Complex, heterogenous systems such as those in immunology, neuroscience, and development can be better understood by studying their associated cellular characteristics. This field has been called “cytometry”. Although this is a costly and time-consuming process, recently developed “ghost cytometry” offers quick and reliable methods to morphologically identify cells.
BD Vacutainer tubes, vacuum tubes for collecting blood samples in the lab. Image Credit: science photo / Shutterstock
Drawbacks of Previous Methods
Cytometry is an important field of study, with growing interest in cancer research. Analysis of subsets of cells by “immunophenotyping” detects differences in antigens, which can identify cancer cells in leukemia. This is used clinically to detect cancer and subclassify it. However, this method relies on the presence of a biological marker.
Examining cell morphology is another method of cell sorting which does not require the presence or discovery of a biological marker to classify cells. However, high quality, usable image construction is difficult and costly due the demands of continuous image acquisition, shutter rate, and frame rate. Secondly, the image then needs to be computationally reconstructed and analyzed, which is both expensive and laborious. Huge amounts of data produced by image flow cytometry (IFC), the widely used method to morphologically assess cancerous cells, are difficult to handle.
Ghost cytometry solves these problems by producing high quality images that can be sorted by machine learning.
Ghost Cytometry - the Principle
Ghost cytometry does not not make an image in real-time but combines light emitted from fluorescence and machine learning to classify cells. Traditional “ghost imaging” is a technique by which an object is indirectly visualized by light where an image is indirectly produced by the correlations between two light beams. The object of interest is moved across a static optical structure. Fluorophores in the object of interest are thus excited, and a single pixel detector measures the intensities of the fluorophores as one combined temporal waveform. The temporal waveform that is produced is the result of an interaction between the intensity distribution of the optical structure and of the moving object.

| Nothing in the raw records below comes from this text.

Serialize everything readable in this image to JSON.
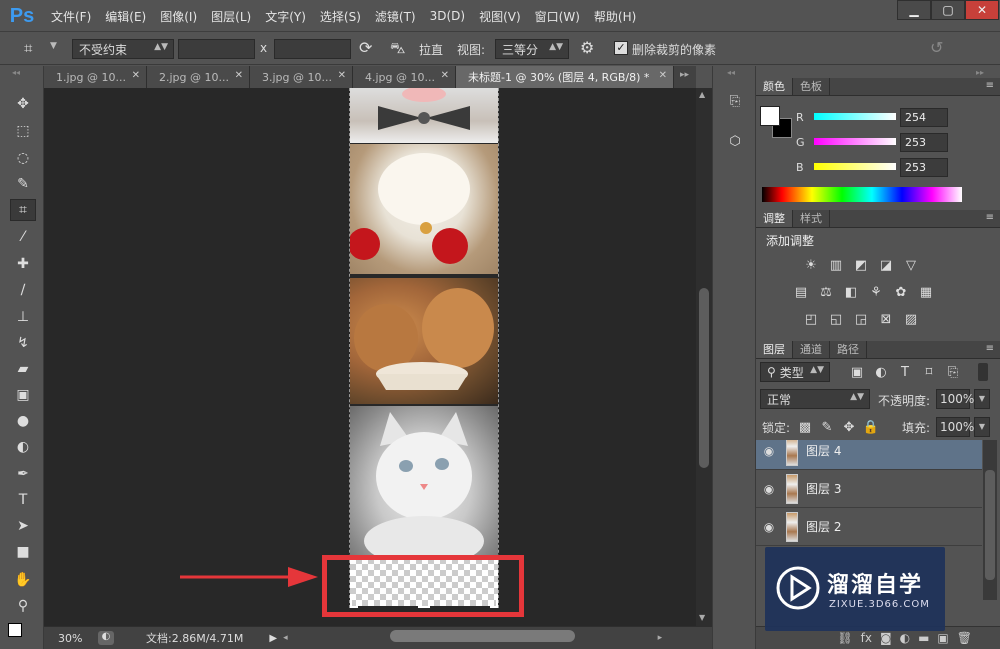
{
  "app": {
    "logo": "Ps"
  },
  "menu": [
    "文件(F)",
    "编辑(E)",
    "图像(I)",
    "图层(L)",
    "文字(Y)",
    "选择(S)",
    "滤镜(T)",
    "3D(D)",
    "视图(V)",
    "窗口(W)",
    "帮助(H)"
  ],
  "window_controls": {
    "minimize": "▁",
    "maximize": "▢",
    "close": "✕"
  },
  "options": {
    "ratio_select": "不受约束",
    "width_value": "",
    "x_label": "x",
    "height_value": "",
    "straighten_label": "拉直",
    "view_label": "视图:",
    "view_select": "三等分",
    "delete_cropped_checked": true,
    "delete_cropped_label": "删除裁剪的像素"
  },
  "tools": [
    "move-icon",
    "marquee-icon",
    "lasso-icon",
    "quick-select-icon",
    "crop-icon",
    "eyedropper-icon",
    "healing-icon",
    "brush-icon",
    "stamp-icon",
    "history-brush-icon",
    "eraser-icon",
    "gradient-icon",
    "blur-icon",
    "dodge-icon",
    "pen-icon",
    "text-icon",
    "path-select-icon",
    "shape-icon",
    "hand-icon",
    "zoom-icon"
  ],
  "tabs": [
    {
      "label": "1.jpg @ 10...",
      "active": false
    },
    {
      "label": "2.jpg @ 10...",
      "active": false
    },
    {
      "label": "3.jpg @ 10...",
      "active": false
    },
    {
      "label": "4.jpg @ 10...",
      "active": false
    },
    {
      "label": "未标题-1 @ 30% (图层 4, RGB/8) *",
      "active": true
    }
  ],
  "status": {
    "zoom": "30%",
    "doc_info": "文档:2.86M/4.71M"
  },
  "color_panel": {
    "tabs": [
      "颜色",
      "色板"
    ],
    "R": "254",
    "G": "253",
    "B": "253",
    "r_label": "R",
    "g_label": "G",
    "b_label": "B"
  },
  "adjust_panel": {
    "tabs": [
      "调整",
      "样式"
    ],
    "title": "添加调整"
  },
  "layers_panel": {
    "tabs": [
      "图层",
      "通道",
      "路径"
    ],
    "filter_label": "类型",
    "blend_mode": "正常",
    "opacity_label": "不透明度:",
    "opacity_value": "100%",
    "lock_label": "锁定:",
    "fill_label": "填充:",
    "fill_value": "100%",
    "layers": [
      {
        "name": "图层 4",
        "selected": true
      },
      {
        "name": "图层 3",
        "selected": false
      },
      {
        "name": "图层 2",
        "selected": false
      }
    ]
  },
  "watermark": {
    "brand": "溜溜自学",
    "url": "ZIXUE.3D66.COM"
  },
  "colors": {
    "accent_red": "#e5363a",
    "selected_layer": "#5f7389",
    "ps_blue": "#3d9bf0"
  }
}
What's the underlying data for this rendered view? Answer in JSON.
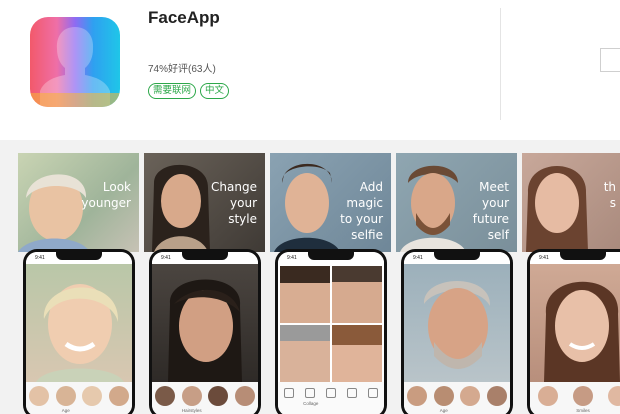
{
  "app": {
    "title": "FaceApp",
    "rating_text": "74%好评(63人)",
    "tags": [
      "需要联网",
      "中文"
    ],
    "icon": "faceapp-logo-icon"
  },
  "screenshots": [
    {
      "caption": [
        "Look",
        "younger"
      ],
      "time": "9:41",
      "tone": "light",
      "thumbs": [
        "",
        "Age",
        "",
        ""
      ]
    },
    {
      "caption": [
        "Change",
        "your",
        "style"
      ],
      "time": "9:41",
      "tone": "dark",
      "thumbs": [
        "",
        "Hairstyles",
        "",
        ""
      ]
    },
    {
      "caption": [
        "Add",
        "magic",
        "to your",
        "selfie"
      ],
      "time": "9:41",
      "tone": "grid",
      "tools": [
        "",
        "Collage",
        "",
        "",
        ""
      ]
    },
    {
      "caption": [
        "Meet",
        "your",
        "future",
        "self"
      ],
      "time": "9:41",
      "tone": "light",
      "thumbs": [
        "",
        "Age",
        "",
        ""
      ]
    },
    {
      "caption": [
        "",
        "th",
        "s"
      ],
      "time": "9:41",
      "tone": "light",
      "thumbs": [
        "",
        "Smiles",
        ""
      ]
    }
  ],
  "colors": {
    "tag_green": "#2da84a",
    "strip_bg": "#f2f2f2"
  }
}
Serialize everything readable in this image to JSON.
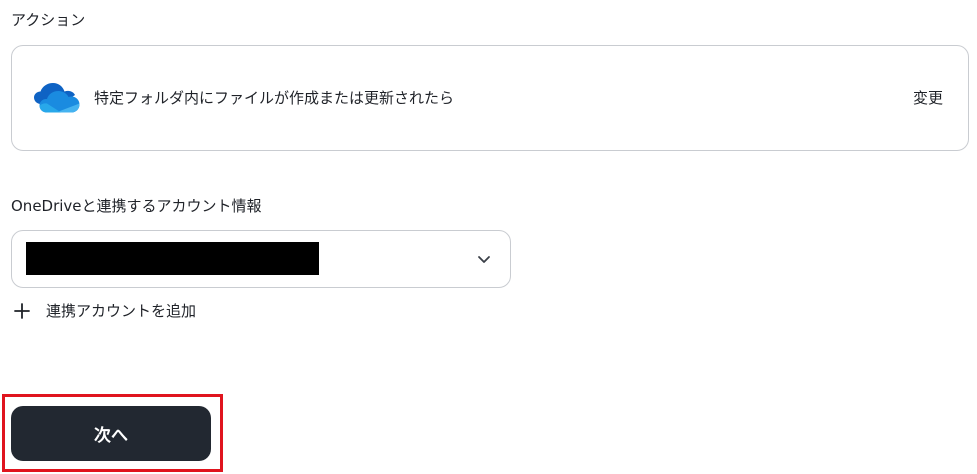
{
  "action_section": {
    "label": "アクション",
    "card": {
      "icon": "onedrive-cloud-icon",
      "text": "特定フォルダ内にファイルが作成または更新されたら",
      "change_label": "変更"
    }
  },
  "account_section": {
    "label": "OneDriveと連携するアカウント情報",
    "selected_value": "",
    "chevron_icon": "chevron-down-icon",
    "add_account_label": "連携アカウントを追加",
    "add_icon": "plus-icon"
  },
  "footer": {
    "next_label": "次へ",
    "highlight_color": "#e0141e"
  },
  "colors": {
    "button_bg": "#222831",
    "border": "#c9ccd1",
    "onedrive_blue_dark": "#0f63c4",
    "onedrive_blue_mid": "#1a8be0",
    "onedrive_blue_light": "#45b3f0"
  }
}
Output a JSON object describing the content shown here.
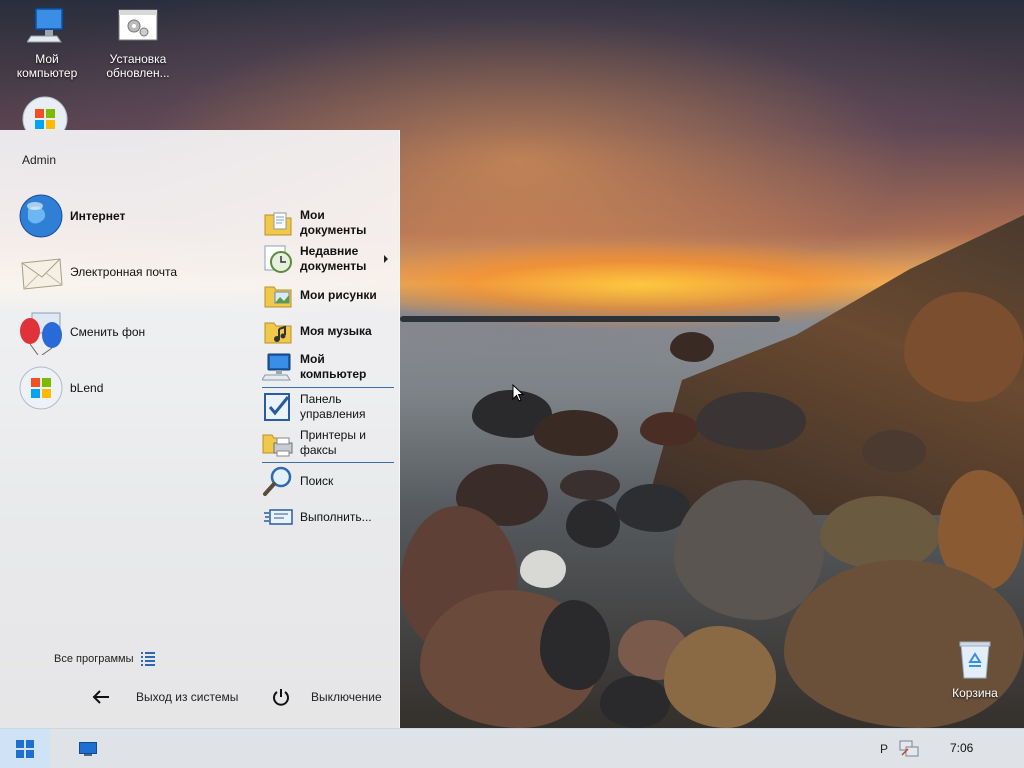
{
  "desktop": {
    "icons": [
      {
        "label": "Мой\nкомпьютер"
      },
      {
        "label": "Установка\nобновлен..."
      },
      {
        "label": "Корзина"
      }
    ]
  },
  "start_menu": {
    "user": "Admin",
    "left_items": [
      {
        "label": "Интернет"
      },
      {
        "label": "Электронная почта"
      },
      {
        "label": "Сменить фон"
      },
      {
        "label": "bLend"
      }
    ],
    "right_items": [
      {
        "label": "Мои документы"
      },
      {
        "label": "Недавние документы"
      },
      {
        "label": "Мои рисунки"
      },
      {
        "label": "Моя музыка"
      },
      {
        "label": "Мой компьютер"
      },
      {
        "label": "Панель управления"
      },
      {
        "label": "Принтеры и факсы"
      },
      {
        "label": "Поиск"
      },
      {
        "label": "Выполнить..."
      }
    ],
    "all_programs": "Все программы",
    "logout": "Выход из системы",
    "shutdown": "Выключение"
  },
  "taskbar": {
    "language": "Р",
    "clock": "7:06"
  },
  "colors": {
    "accent": "#3c6ea8",
    "start_button_bg": "#cfe2f6",
    "taskbar_bg": "#e8ecf0"
  }
}
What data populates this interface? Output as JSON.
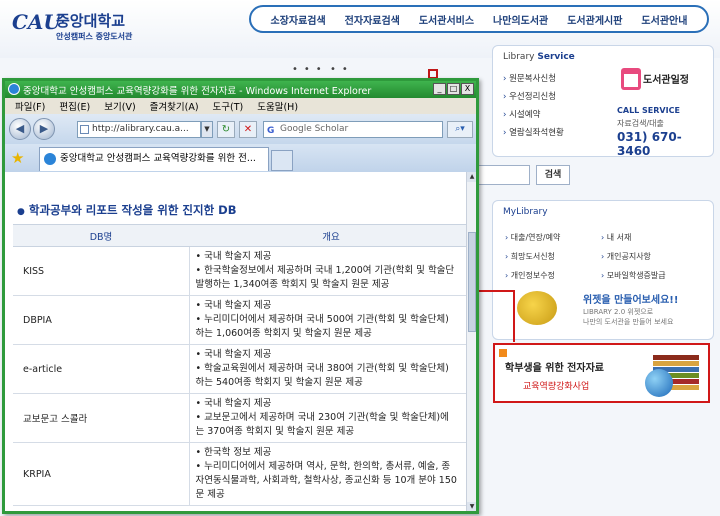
{
  "site": {
    "logo": {
      "mark": "CAU",
      "name": "중앙대학교",
      "sub": "안성캠퍼스 중앙도서관"
    },
    "nav": [
      "소장자료검색",
      "전자자료검색",
      "도서관서비스",
      "나만의도서관",
      "도서관게시판",
      "도서관안내"
    ],
    "service": {
      "title_prefix": "Library",
      "title_main": "Service",
      "items": [
        "원문복사신청",
        "우선정리신청",
        "시설예약",
        "열람실좌석현황"
      ],
      "calendar": "도서관일정",
      "call_label": "CALL SERVICE",
      "call_sub": "자료검색/대출",
      "call_number": "031) 670-3460"
    },
    "search_button": "검색",
    "mylibrary": {
      "title": "MyLibrary",
      "items": [
        "대출/연장/예약",
        "내 서재",
        "희망도서신청",
        "개인공지사항",
        "개인정보수정",
        "모바일학생증발급"
      ],
      "widget_title": "위젯을 만들어보세요!!",
      "widget_sub1": "LIBRARY 2.0  위젯으로",
      "widget_sub2": "나만의 도서관을 만들어 보세요"
    },
    "ebook": {
      "title": "학부생을 위한 전자자료",
      "subtitle": "교육역량강화사업"
    }
  },
  "ie": {
    "title": "중앙대학교 안성캠퍼스 교육역량강화를 위한 전자자료 - Windows Internet Explorer",
    "window_buttons": [
      "_",
      "□",
      "X"
    ],
    "menu": [
      "파일(F)",
      "편집(E)",
      "보기(V)",
      "즐겨찾기(A)",
      "도구(T)",
      "도움말(H)"
    ],
    "address": "http://alibrary.cau.a...",
    "search_placeholder": "Google Scholar",
    "tab_title": "중앙대학교 안성캠퍼스 교육역량강화를 위한 전...",
    "content": {
      "section_title": "학과공부와 리포트 작성을 위한 진지한 DB",
      "headers": [
        "DB명",
        "개요"
      ],
      "rows": [
        {
          "name": "KISS",
          "lines": [
            "• 국내 학술지 제공",
            "• 한국학술정보에서 제공하며 국내 1,200여 기관(학회 및 학술단",
            "발행하는 1,340여종 학회지 및 학술지 원문 제공"
          ]
        },
        {
          "name": "DBPIA",
          "lines": [
            "• 국내 학술지 제공",
            "• 누리미디어에서 제공하며 국내 500여 기관(학회 및 학술단체)",
            "하는 1,060여종 학회지 및 학술지 원문 제공"
          ]
        },
        {
          "name": "e-article",
          "lines": [
            "• 국내 학술지 제공",
            "• 학술교육원에서 제공하며 국내 380여 기관(학회 및 학술단체)",
            "하는 540여종 학회지 및 학술지 원문 제공"
          ]
        },
        {
          "name": "교보문고 스콜라",
          "lines": [
            "• 국내 학술지 제공",
            "• 교보문고에서 제공하며 국내 230여 기관(학술 및 학술단체)에",
            "는 370여종 학회지 및 학술지 원문 제공"
          ]
        },
        {
          "name": "KRPIA",
          "lines": [
            "• 한국학 정보 제공",
            "• 누리미디어에서 제공하며 역사, 문학, 한의학, 총서류, 예술, 종",
            "자연동식물과학, 사회과학, 철학사상, 종교신화 등 10개 분야 150",
            "문 제공"
          ]
        }
      ]
    }
  }
}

Like the name, the image reconstruction in ghost cytometry shares roots with ghost imaging. Once the single pixel detector has absorbed the signals from the optical pattern, the image is computationally recovered using a special algorithm. The image reconstruction in ghost cytometry is up to 10,000 times faster than in ghost imaging.
Handling large data
One of the defining factors of ghost cytometry is that the images are analyzed in real time. While new technologies allow data to be collected at high accuracy, the sheer volume of information can be difficult to handle. To retrieve usable information from the ghost cytometry image, Ota and colleagues used machine learning.
Support vector machine
To avoid massive amounts of data, only the waveform data was kept and not necessarily transformed into an image. This method works for machine learning models. The type of machine learning used is called “support vector machine” (SVM), where the algorithm is shown examples of each cell type and then it constructs a model that can distinguish cells into one of those two cell types. In ghost cytometry, this enables real-time classification of cells by computer based on the wavelengths emitted. This removes the reliance on human competence, massively expanding the potential use of ghost cytometry.
To ensure their ghost cytometry method was viable, Ota and colleagues tested the method on pancreatic cancer cells. The ghost cytometer could distinguish between cancerous and non-cancerous cells, even when these were similar in size, fluorescent intensity, and morphological features. The method proved accurate when the cell types were present in blood and in different concentrations. Thus, it has a high level of precision, given that the classification of very similar cell types has previously been an issue for cytometers and human analyzers when biological markers are lacking.